Sonatrach director-general Abdelmoumen Ould Kaddour regularly tours the hydrocarbons giant’s sprawling empire, rallying workers and telling journalists about Algeria’s return to producing oil and gas on a global scale, after years of corruption scandals and management inertia. On his 8 February visit to Hassi R’Mel, he announced that Sonatrach would invest $56bn in 2018-22. In an interview, he referred to discussions with Total on an unspecified $5bn project. After a long period of tensions with the French major, this is likely to be a major new petrochemicals project, giving further substance to claims Algeria is back as a force in the industry.
“We’ll give more details very soon,” Ould Kaddour promised. This might include where the money is coming from. The Algerian state, under pressure since the 2014 oil price slump, has built up arrears to its cash cow Sonatrach, Société Nationale de l’Electricité et du Gaz (Sonelgaz) and other public companies (AE 354/4). Prime Minister Ahmed Ouyahia has promised that the state will not borrow abroad to make up its deficits; rather the Banque d’Algérie will print money to repay dinar-denominated debts and fund investments (AE 354/1). As so often in its 55 years of independence, Algeria is looking inward to solve its problems.

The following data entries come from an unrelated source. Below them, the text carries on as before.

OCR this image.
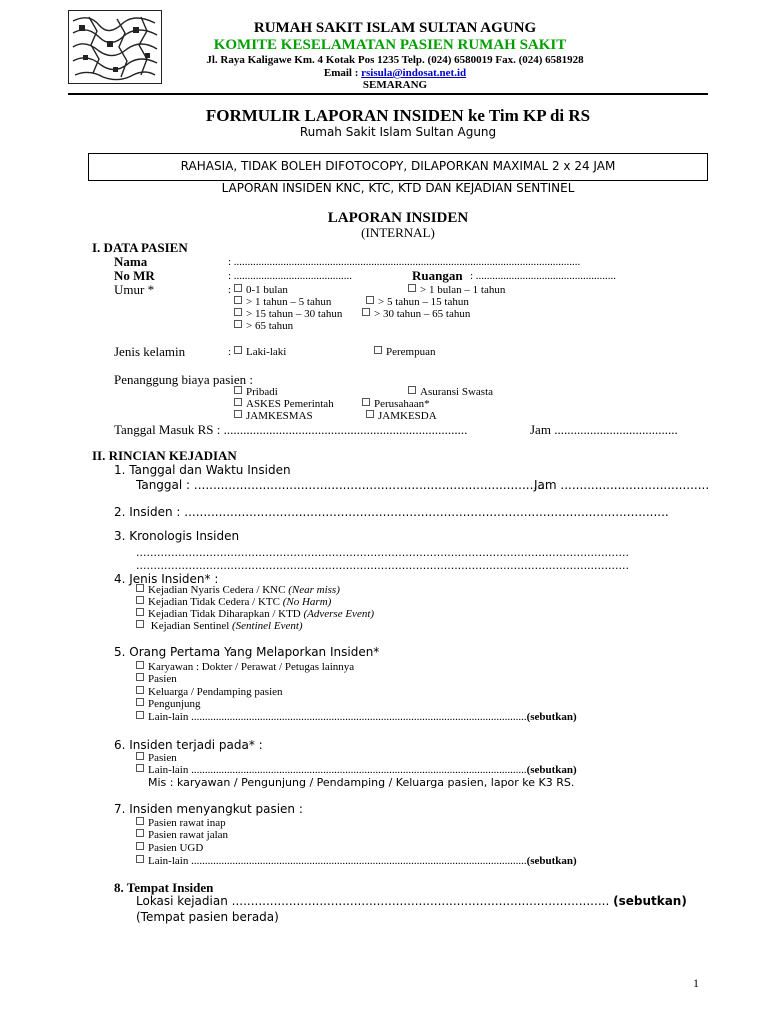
RUMAH SAKIT ISLAM SULTAN AGUNG
KOMITE KESELAMATAN PASIEN RUMAH SAKIT
Jl. Raya Kaligawe Km. 4 Kotak Pos 1235 Telp. (024) 6580019 Fax. (024) 6581928
Email : rsisula@indosat.net.id
SEMARANG
FORMULIR LAPORAN INSIDEN ke Tim KP di RS
Rumah Sakit Islam Sultan Agung
RAHASIA, TIDAK BOLEH DIFOTOCOPY, DILAPORKAN MAXIMAL 2 x 24 JAM
LAPORAN INSIDEN KNC, KTC, KTD DAN KEJADIAN SENTINEL
LAPORAN INSIDEN
(INTERNAL)
I. DATA PASIEN
Nama	: ..............................................................................................................................
No MR	: ...........................................	Ruangan : ...................................................
Umur *	:	0-1 bulan	> 1 bulan – 1 tahun
> 1 tahun – 5 tahun	> 5 tahun – 15 tahun
> 15 tahun – 30 tahun	> 30 tahun – 65 tahun
> 65 tahun
Jenis kelamin	:	Laki-laki	Perempuan
Penanggung biaya pasien :
Pribadi	Asuransi Swasta
ASKES Pemerintah	Perusahaan*
JAMKESMAS	JAMKESDA
Tanggal Masuk RS : ...........................................................................	Jam ......................................
II. RINCIAN KEJADIAN
1. Tanggal dan Waktu Insiden
Tanggal : .............................................................................................
Jam .......................................
2. Insiden : ...............................................................................................................................
3. Kronologis Insiden
.............................................................................................................................................
.............................................................................................................................................
4. Jenis Insiden* :
Kejadian Nyaris Cedera / KNC (Near miss)
Kejadian Tidak Cedera / KTC (No Harm)
Kejadian Tidak Diharapkan / KTD (Adverse Event)
Kejadian Sentinel (Sentinel Event)
5. Orang Pertama Yang Melaporkan Insiden*
Karyawan : Dokter / Perawat / Petugas lainnya
Pasien
Keluarga / Pendamping pasien
Pengunjung
Lain-lain ..........................................................................................................................(sebutkan)
6. Insiden terjadi pada* :
Pasien
Lain-lain ..........................................................................................................................(sebutkan)
Mis : karyawan / Pengunjung / Pendamping / Keluarga pasien, lapor ke K3 RS.
7. Insiden menyangkut pasien :
Pasien rawat inap
Pasien rawat jalan
Pasien UGD
Lain-lain ..........................................................................................................................(sebutkan)
8. Tempat Insiden
Lokasi kejadian ................................................................................................... (sebutkan)
(Tempat pasien berada)
1
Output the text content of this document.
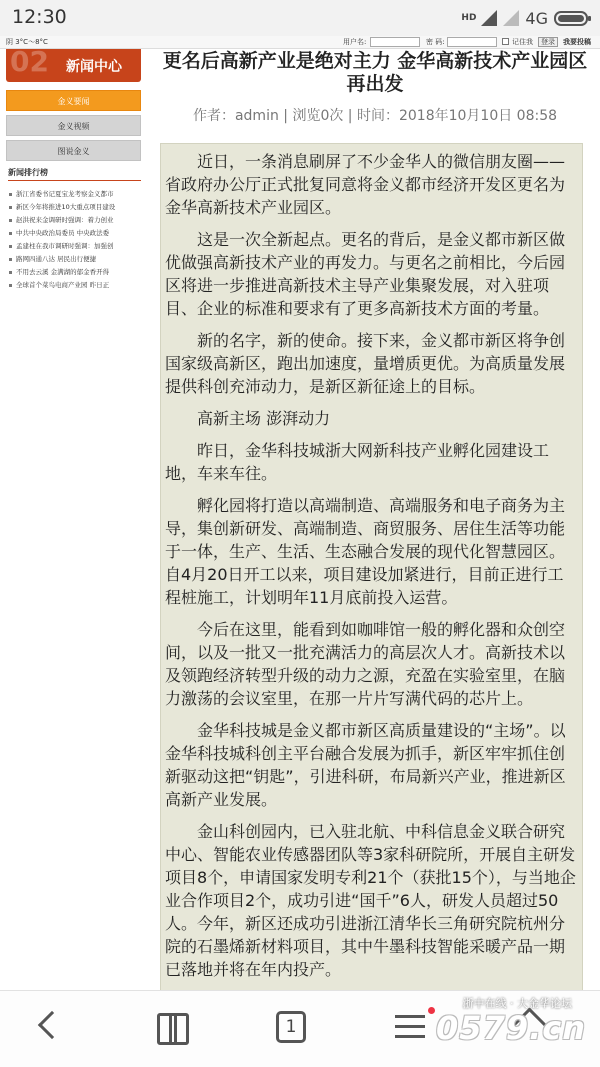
12:30	HD	4G
阴 3°C～8°C	用户名:	密 码:	记住我	登录	我要投稿
02 新闻中心
金义要闻
金义视频
图说金义
新闻排行榜
浙江省委书记夏宝龙考察金义都市
新区今年将推进10大重点项目建设
赵洪祝来金调研时强调：着力创业
中共中央政治局委员 中央政法委
孟建柱在我市调研时强调：加强创
路网四通八达 居民出行便捷
不用去云溪 金满湖的郁金香开得
全球首个菜鸟电商产业园 昨日正
更名后高新产业是绝对主力 金华高新技术产业园区再出发
作者：admin | 浏览0次 | 时间：2018年10月10日 08:58

近日，一条消息刷屏了不少金华人的微信朋友圈——省政府办公厅正式批复同意将金义都市经济开发区更名为金华高新技术产业园区。

这是一次全新起点。更名的背后，是金义都市新区做优做强高新技术产业的再发力。与更名之前相比，今后园区将进一步推进高新技术主导产业集聚发展，对入驻项目、企业的标准和要求有了更多高新技术方面的考量。

新的名字，新的使命。接下来，金义都市新区将争创国家级高新区，跑出加速度，量增质更优。为高质量发展提供科创充沛动力，是新区新征途上的目标。

高新主场 澎湃动力

昨日，金华科技城浙大网新科技产业孵化园建设工地，车来车往。

孵化园将打造以高端制造、高端服务和电子商务为主导，集创新研发、高端制造、商贸服务、居住生活等功能于一体，生产、生活、生态融合发展的现代化智慧园区。自4月20日开工以来，项目建设加紧进行，目前正进行工程桩施工，计划明年11月底前投入运营。

今后在这里，能看到如咖啡馆一般的孵化器和众创空间，以及一批又一批充满活力的高层次人才。高新技术以及领跑经济转型升级的动力之源，充盈在实验室里，在脑力激荡的会议室里，在那一片片写满代码的芯片上。

金华科技城是金义都市新区高质量建设的“主场”。以金华科技城科创主平台融合发展为抓手，新区牢牢抓住创新驱动这把“钥匙”，引进科研，布局新兴产业，推进新区高新产业发展。

金山科创园内，已入驻北航、中科信息金义联合研究中心、智能农业传感器团队等3家科研院所，开展自主研发项目8个，申请国家发明专利21个（获批15个），与当地企业合作项目2个，成功引进“国千”6人，研发人员超过50人。今年，新区还成功引进浙江清华长三角研究院杭州分院的石墨烯新材料项目，其中牛墨科技智能采暖产品一期已落地并将在年内投产。

1
浙中在线 · 大金华论坛
0579.cn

Ould Kaddour was in Hassi R’Mel for the inauguration of a project that gives credibility to the go-it-alone policy: the long-awaited GR5 gas pipeline, linking new south-western gas fields to the export network. Not only will this provide capacity to evacuate 8.8bcm/yr of natural gas from Reggane Nord, Touat and Timimoun, but also “we’re very proud of this project because it was 100% built by Algerian enterprises”, he said. This seems a major breakthrough for a rentier state, where major engineering contracts traditionally go to international companies – even if its completion is years late.
With high rates of return Algeria can be an Eldorado for investors, billionaire industrialist Issad Rebrab told a visiting French business delegation in early February. During the visit, Ould Kaddour and Engie director-general Isabelle Kocher signed an agreement on energy efficiency and renewables for Sonatrach’s production sites. Sonatrach has previously signed agreements to develop solar with Total and Eni.
All this points to a new Algeria emerging, but it remains a fitful, sometimes painful process. Revisions to the hydrocarbons law are expected to improve terms for international oil companies – although they have been put back to at least later this year – but the ‘51/49 rule’, which limits foreign participation to 49% of equity, is expected to remain in place. A new strategy of inviting existing upstream partners into direct negotiations to boost investment makes sense, pending legal changes that will make public bid rounds more attractive. But Sonatrach will have to move carefully as it seeks to boost investment by offering companies bigger stakes in existing acreage and equity in some of the many blocks it now holds on a 100% basis (often because there were no bidders in a string of failed licensing rounds).
Politics intervene even when Sonatrach is on an apparent roll, in an opaque system where a small elite of power brokers dominate. Algeria needs much more than better Sonatrach performance to meet the demands of its young, unemployed population. Speculation around the scheduled 2019 presidential election is focused on whether President Abdelaziz Bouteflika, who turns 81 in March and is largely confined to his residence since a stroke in 2013, will stand for a fifth term. More attention is paid to presidential brother Saïd Bouteflika, Forum des Chefs d’Entreprise head Ali Haddad and their presidential clan than all opposition politicians combined. Cost of living, unemployment and other pressures mean many Algerians are angry at the way their lives are run, but barring an unforeseen event that triggers mass protests, the bulk of the 40m population are likely to keep their complaints behind closed doors.